Mr T - December 19, 2017 at 7:40pm

Just ditch the debt collection agency already. Make a dent in the suicide rate, implement equality and SAVE money on all those staffing costs!

This is outdated tax on fatherhood it needs scrapping. If my ex can’t afford to pay for the children give them to me I’ll pay for them – sorted.

Andy - December 19, 2017 at 7:54pm

Here we go again,the most volatile subject to evolve from the Incompetant agency if persue of fair and equal financial needs..according to the CMS both supporting parents have equal financial contribution for the children.

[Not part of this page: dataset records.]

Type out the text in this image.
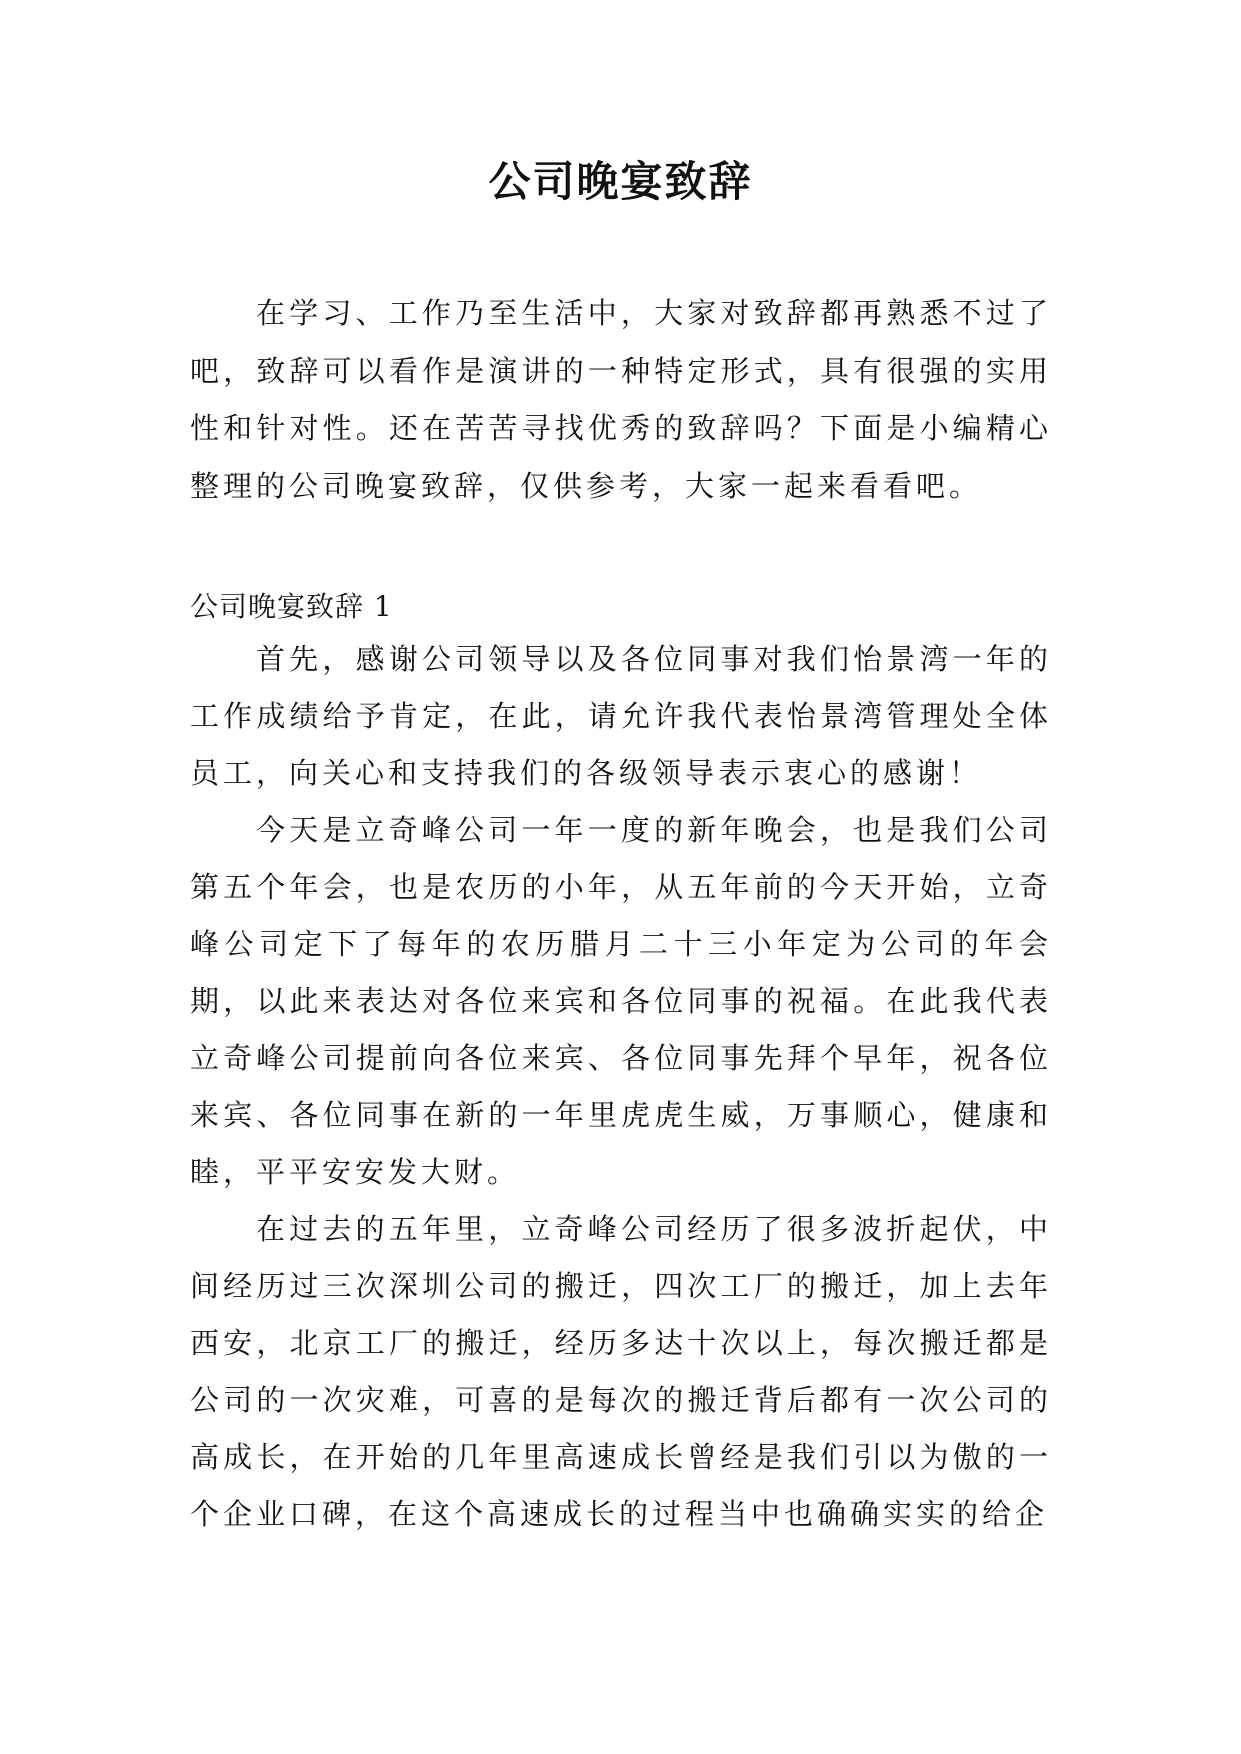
公司晚宴致辞

在学习、工作乃至生活中，大家对致辞都再熟悉不过了吧，致辞可以看作是演讲的一种特定形式，具有很强的实用性和针对性。还在苦苦寻找优秀的致辞吗？下面是小编精心整理的公司晚宴致辞，仅供参考，大家一起来看看吧。

公司晚宴致辞 1

首先，感谢公司领导以及各位同事对我们怡景湾一年的工作成绩给予肯定，在此，请允许我代表怡景湾管理处全体员工，向关心和支持我们的各级领导表示衷心的感谢！

今天是立奇峰公司一年一度的新年晚会，也是我们公司第五个年会，也是农历的小年，从五年前的今天开始，立奇峰公司定下了每年的农历腊月二十三小年定为公司的年会期，以此来表达对各位来宾和各位同事的祝福。在此我代表立奇峰公司提前向各位来宾、各位同事先拜个早年，祝各位来宾、各位同事在新的一年里虎虎生威，万事顺心，健康和睦，平平安安发大财。

在过去的五年里，立奇峰公司经历了很多波折起伏，中间经历过三次深圳公司的搬迁，四次工厂的搬迁，加上去年西安，北京工厂的搬迁，经历多达十次以上，每次搬迁都是公司的一次灾难，可喜的是每次的搬迁背后都有一次公司的高成长，在开始的几年里高速成长曾经是我们引以为傲的一个企业口碑，在这个高速成长的过程当中也确确实实的给企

Now for those that are the booted out NRP, usually the Farther those small comments cut to the bone of the issues with the agency in all aspects of the subject.
Who or what ever table when they thought up the calculation to support the children. 9%,16% and 20% and over a weekly payment of x to support and extra 9% over £800 per week..
trouble is that why should this money taken at will from one to be given to another to spend on what the hell it likes either a habit of some sort or to flourish its life style and on top of that has the ability to work and claim benefits so in reality very one sided..
According to the proposed consultation areas of powers given to the CMS in persue of either back dated or owed maintenance to take at will or in some cases a reply by the CMS is get a loan to pay for your arrears…Really.
In all the efforts of the new powers which will be imposed will only fall due to clever tax evasion non disclosed and company directors who don’t get any salary or dividends..it can be hidden…self employment has not been mentioned again so assuming this cannot be persued.
Off shore accounting with good skills will make this proposed idea a little more than a extra work load for the staff at the agency and on this note can’t even work out basic calculation as in my situation told me at I was earning more and calculated earnings from last years and prior years salary but didn’t bother to listen when contact to say I was earning less didn’t even bother to reply when written to.
On that note no wonder NRP,s duck from paying when the Incompetant system can’t get it right in the first place…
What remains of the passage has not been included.